Verwaltungsgericht Minden
Aktenzeichen 2L104/21
Antragstellerin: Diana Ammer
Antragsgegner: Rat der Stadt Horn-Bad Meinberg, vertreten durch durch den Bürgermeister
Beschluss vom 17. März 2021 durch den Präsidenten des Verwaltungsgerichts Frenzen, die Richterin Kortmann und den Richter Liebnow
Der komplette Beschluss zum Nachlesen: https://rewis.io/s/u/jj3/
Erläuterung:
Das Urteil bezieht sich auf die Gemeindeordnung für das Land NRW, § 50, Abs. 3:
(3) [Satz 1] Haben sich die Ratsmitglieder zur Besetzung der Ausschüsse auf einen einheitlichen Wahlvorschlag geeinigt, ist der einstimmige Beschluss der Ratsmitglieder über die Annahme dieses Wahlvorschlages ausreichend. [Satz 2]Kommt ein einheitlicher Wahlvorschlag nicht zustande, so wird nach den Grundsätzen der Verhältniswahl in einem Wahlgang abgestimmt. [...]

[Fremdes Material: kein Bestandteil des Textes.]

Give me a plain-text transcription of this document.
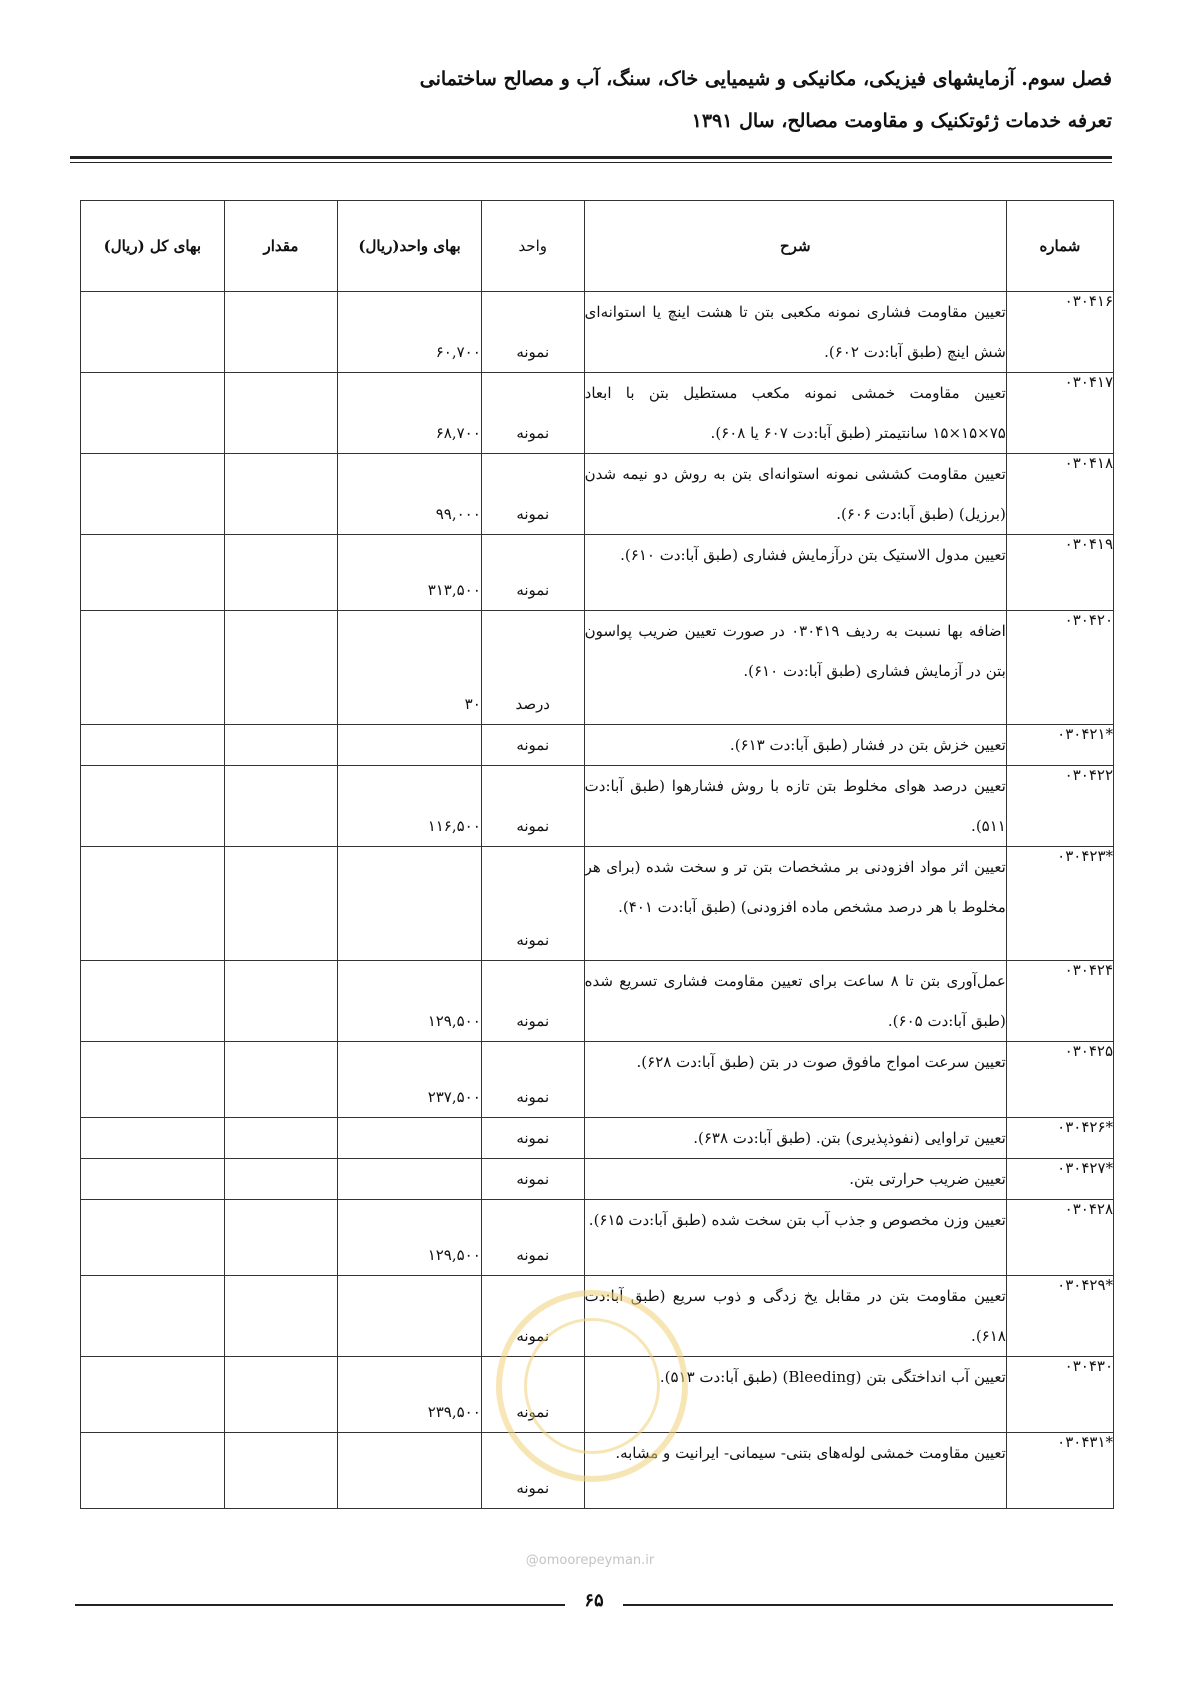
فصل سوم. آزمایشهای فیزیکی، مکانیکی و شیمیایی خاک، سنگ، آب و مصالح ساختمانی
تعرفه خدمات ژئوتکنیک و مقاومت مصالح، سال ۱۳۹۱
شماره	شرح	واحد	بهای واحد(ریال)	مقدار	بهای کل (ریال)
۰۳۰۴۱۶	تعیین مقاومت فشاری نمونه مکعبی بتن تا هشت اینچ یا استوانه‌ای شش اینچ (طبق آبا:دت ۶۰۲).	نمونه	۶۰,۷۰۰		
۰۳۰۴۱۷	تعیین مقاومت خمشی نمونه مکعب مستطیل بتن با ابعاد ۷۵×۱۵×۱۵ سانتیمتر (طبق آبا:دت ۶۰۷ یا ۶۰۸).	نمونه	۶۸,۷۰۰		
۰۳۰۴۱۸	تعیین مقاومت کششی نمونه استوانه‌ای بتن به روش دو نیمه شدن (برزیل) (طبق آبا:دت ۶۰۶).	نمونه	۹۹,۰۰۰		
۰۳۰۴۱۹	تعیین مدول الاستیک بتن درآزمایش فشاری (طبق آبا:دت ۶۱۰).	نمونه	۳۱۳,۵۰۰		
۰۳۰۴۲۰	اضافه بها نسبت به ردیف ۰۳۰۴۱۹ در صورت تعیین ضریب پواسون بتن در آزمایش فشاری (طبق آبا:دت ۶۱۰).	درصد	۳۰		
*۰۳۰۴۲۱	تعیین خزش بتن در فشار (طبق آبا:دت ۶۱۳).	نمونه			
۰۳۰۴۲۲	تعیین درصد هوای مخلوط بتن تازه با روش فشارهوا (طبق آبا:دت ۵۱۱).	نمونه	۱۱۶,۵۰۰		
*۰۳۰۴۲۳	تعیین اثر مواد افزودنی بر مشخصات بتن تر و سخت شده (برای هر مخلوط با هر درصد مشخص ماده افزودنی) (طبق آبا:دت ۴۰۱).	نمونه			
۰۳۰۴۲۴	عمل‌آوری بتن تا ۸ ساعت برای تعیین مقاومت فشاری تسریع شده (طبق آبا:دت ۶۰۵).	نمونه	۱۲۹,۵۰۰		
۰۳۰۴۲۵	تعیین سرعت امواج مافوق صوت در بتن (طبق آبا:دت ۶۲۸).	نمونه	۲۳۷,۵۰۰		
*۰۳۰۴۲۶	تعیین تراوایی (نفوذپذیری) بتن. (طبق آبا:دت ۶۳۸).	نمونه			
*۰۳۰۴۲۷	تعیین ضریب حرارتی بتن.	نمونه			
۰۳۰۴۲۸	تعیین وزن مخصوص و جذب آب بتن سخت شده (طبق آبا:دت ۶۱۵).	نمونه	۱۲۹,۵۰۰		
*۰۳۰۴۲۹	تعیین مقاومت بتن در مقابل یخ زدگی و ذوب سریع (طبق آبا:دت ۶۱۸).	نمونه			
۰۳۰۴۳۰	تعیین آب انداختگی بتن (Bleeding) (طبق آبا:دت ۵۱۳).	نمونه	۲۳۹,۵۰۰		
*۰۳۰۴۳۱	تعیین مقاومت خمشی لوله‌های بتنی- سیمانی- ایرانیت و مشابه.	نمونه			
@omoorepeyman.ir
۶۵
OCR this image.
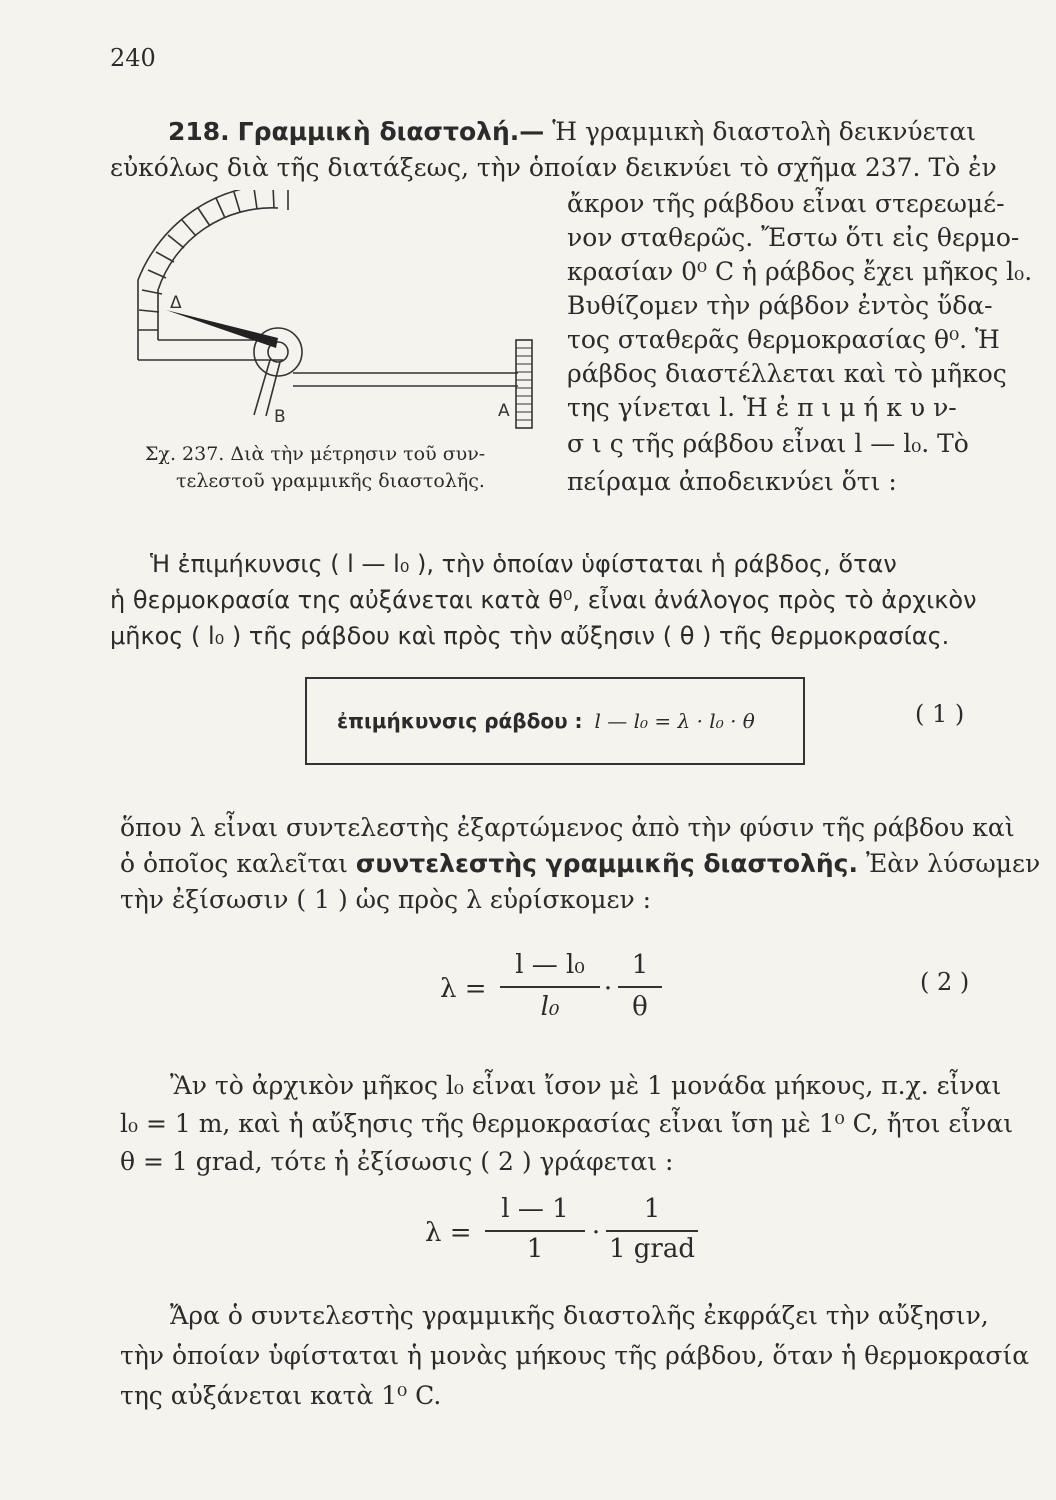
240
218. Γραμμικὴ διαστολή.— Ἡ γραμμικὴ διαστολὴ δεικνύεται
εὐκόλως διὰ τῆς διατάξεως, τὴν ὁποίαν δεικνύει τὸ σχῆμα 237. Τὸ ἐν
ἄκρον τῆς ράβδου εἶναι στερεωμέ-
νον σταθερῶς. Ἔστω ὅτι εἰς θερμο-
κρασίαν 0⁰ C ἡ ράβδος ἔχει μῆκος l₀.
Βυθίζομεν τὴν ράβδον ἐντὸς ὕδα-
τος σταθερᾶς θερμοκρασίας θ⁰. Ἡ
ράβδος διαστέλλεται καὶ τὸ μῆκος
της γίνεται l. Ἡ ἐ π ι μ ή κ υ ν-
σ ι ς τῆς ράβδου εἶναι l — l₀. Τὸ
πείραμα ἀποδεικνύει ὅτι :
Δ
B	A
Σχ. 237. Διὰ τὴν μέτρησιν τοῦ συν-
τελεστοῦ γραμμικῆς διαστολῆς.
Ἡ ἐπιμήκυνσις ( l — l₀ ), τὴν ὁποίαν ὑφίσταται ἡ ράβδος, ὅταν
ἡ θερμοκρασία της αὐξάνεται κατὰ θ⁰, εἶναι ἀνάλογος πρὸς τὸ ἀρχικὸν
μῆκος ( l₀ ) τῆς ράβδου καὶ πρὸς τὴν αὔξησιν ( θ ) τῆς θερμοκρασίας.
ἐπιμήκυνσις ράβδου : l — l₀ = λ · l₀ · θ	( 1 )
ὅπου λ εἶναι συντελεστὴς ἐξαρτώμενος ἀπὸ τὴν φύσιν τῆς ράβδου καὶ
ὁ ὁποῖος καλεῖται συντελεστὴς γραμμικῆς διαστολῆς. Ἐὰν λύσωμεν
τὴν ἐξίσωσιν ( 1 ) ὡς πρὸς λ εὑρίσκομεν :
λ =
l — l₀
l₀
·
1
θ
( 2 )
Ἂν τὸ ἀρχικὸν μῆκος l₀ εἶναι ἴσον μὲ 1 μονάδα μήκους, π.χ. εἶναι
l₀ = 1 m, καὶ ἡ αὔξησις τῆς θερμοκρασίας εἶναι ἴση μὲ 1⁰ C, ἤτοι εἶναι
θ = 1 grad, τότε ἡ ἐξίσωσις ( 2 ) γράφεται :
λ =
l — 1
1
·
1
1 grad
Ἄρα ὁ συντελεστὴς γραμμικῆς διαστολῆς ἐκφράζει τὴν αὔξησιν,
τὴν ὁποίαν ὑφίσταται ἡ μονὰς μήκους τῆς ράβδου, ὅταν ἡ θερμοκρασία
της αὐξάνεται κατὰ 1⁰ C.
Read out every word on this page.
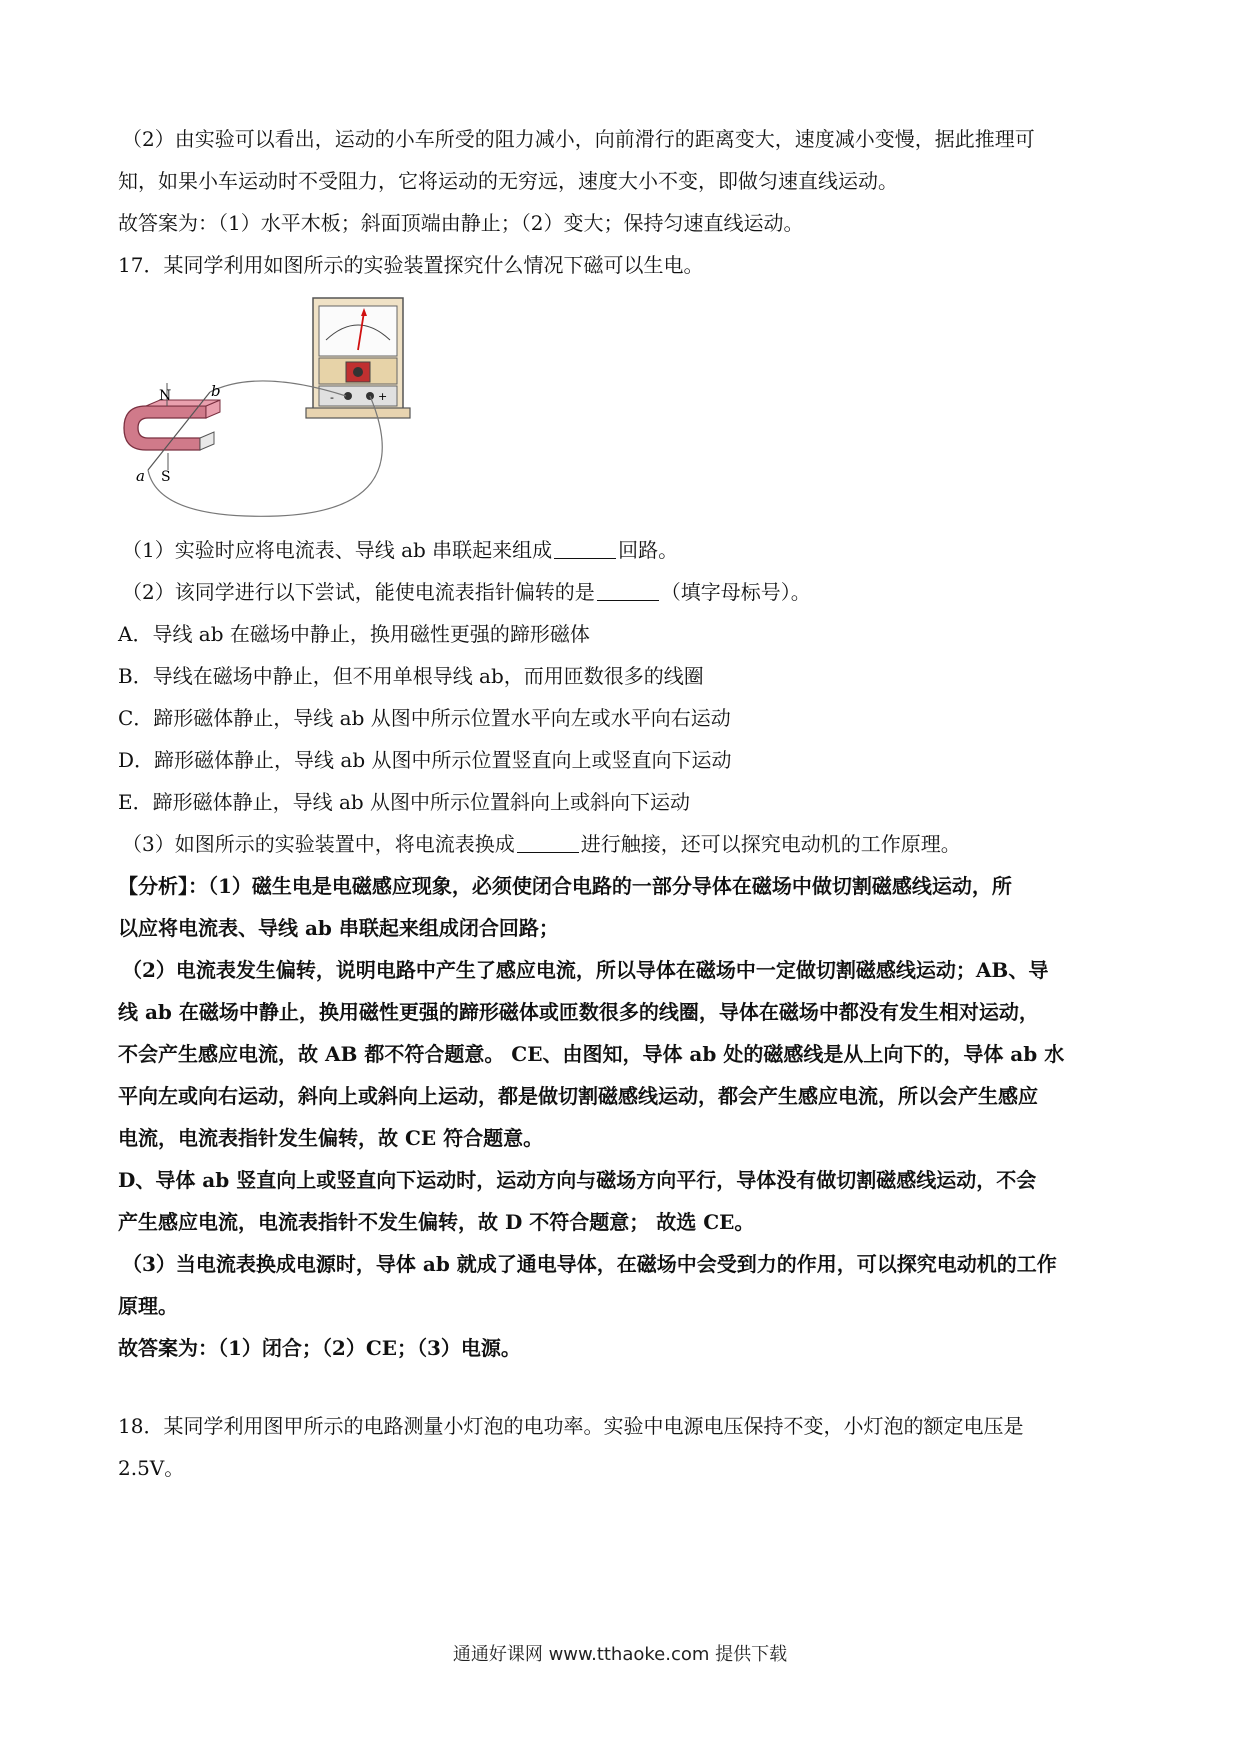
（2）由实验可以看出，运动的小车所受的阻力减小，向前滑行的距离变大，速度减小变慢，据此推理可
知，如果小车运动时不受阻力，它将运动的无穷远，速度大小不变，即做匀速直线运动。
故答案为：（1）水平木板；斜面顶端由静止；（2）变大；保持匀速直线运动。
17．某同学利用如图所示的实验装置探究什么情况下磁可以生电。
-	+
N
S
b
a
（1）实验时应将电流表、导线 ab 串联起来组成	回路。
（2）该同学进行以下尝试，能使电流表指针偏转的是	（填字母标号）。
A．导线 ab 在磁场中静止，换用磁性更强的蹄形磁体
B．导线在磁场中静止，但不用单根导线 ab，而用匝数很多的线圈
C．蹄形磁体静止，导线 ab 从图中所示位置水平向左或水平向右运动
D．蹄形磁体静止，导线 ab 从图中所示位置竖直向上或竖直向下运动
E．蹄形磁体静止，导线 ab 从图中所示位置斜向上或斜向下运动
（3）如图所示的实验装置中，将电流表换成	进行触接，还可以探究电动机的工作原理。
【分析】：（1）磁生电是电磁感应现象，必须使闭合电路的一部分导体在磁场中做切割磁感线运动，所
以应将电流表、导线 ab 串联起来组成闭合回路；
（2）电流表发生偏转，说明电路中产生了感应电流，所以导体在磁场中一定做切割磁感线运动；AB、导
线 ab 在磁场中静止，换用磁性更强的蹄形磁体或匝数很多的线圈，导体在磁场中都没有发生相对运动，
不会产生感应电流，故 AB 都不符合题意。 CE、由图知，导体 ab 处的磁感线是从上向下的，导体 ab 水
平向左或向右运动，斜向上或斜向上运动，都是做切割磁感线运动，都会产生感应电流，所以会产生感应
电流，电流表指针发生偏转，故 CE 符合题意。
D、导体 ab 竖直向上或竖直向下运动时，运动方向与磁场方向平行，导体没有做切割磁感线运动，不会
产生感应电流，电流表指针不发生偏转，故 D 不符合题意； 故选 CE。
（3）当电流表换成电源时，导体 ab 就成了通电导体，在磁场中会受到力的作用，可以探究电动机的工作
原理。
故答案为：（1）闭合；（2）CE；（3）电源。
18．某同学利用图甲所示的电路测量小灯泡的电功率。实验中电源电压保持不变，小灯泡的额定电压是
2.5V。
通通好课网 www.tthaoke.com 提供下载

Aus dem Gerichtsbeschluss:
[…]
Der Antragsgegner [Rat der Stadt Horn-Bad Meinberg] wird im Wege der einstweiligen Anordnung verpflichtet, die von ihm gebildeten Ratsausschüsse Haupt- und Finanzausschuss, Wahlprüfungsausschuss, Wahlausschuss, Rechnungsprüfungsausschuss, Betriebsausschuss, Umweltausschuss, Ausschuss für Familie, Soziales und Teilhabe, Ausschuss für Schule und Sport, Ausschuss für Stadtentwicklung und Liegenschaften, Ausschuss für Verkehr und Sicherheit, Ausschuss für Wirtschaft, Tourismus und Gesundheit aufzulösen und neu zu bilden.
[…]
Nach § 50 Abs. 3 Satz 2 der Gemeindeordnung für das Land Nordrhein-Westfalen (GO NRW) wird über die Besetzung der Ausschüsse durch die Ratsmitglieder nach den Grundsätzen der Verhältniswahl in einem Wahlgang abgestimmt, wenn ein einheitlicher Wahlvorschlag nicht zustande kommt.
[...]
Vorliegend kam ein einheitlicher Wahlvorschlag am 19.11.2020 nicht zustande (Abstimmungsergebnis: 31 Ja-Stimme(n), 1 Gegenstimme(n), 0 Stimmenthaltung(en), so dass über die Besetzung der Ausschüsse nach den Grundsätzen der Verhältniswahl abzustimmen war.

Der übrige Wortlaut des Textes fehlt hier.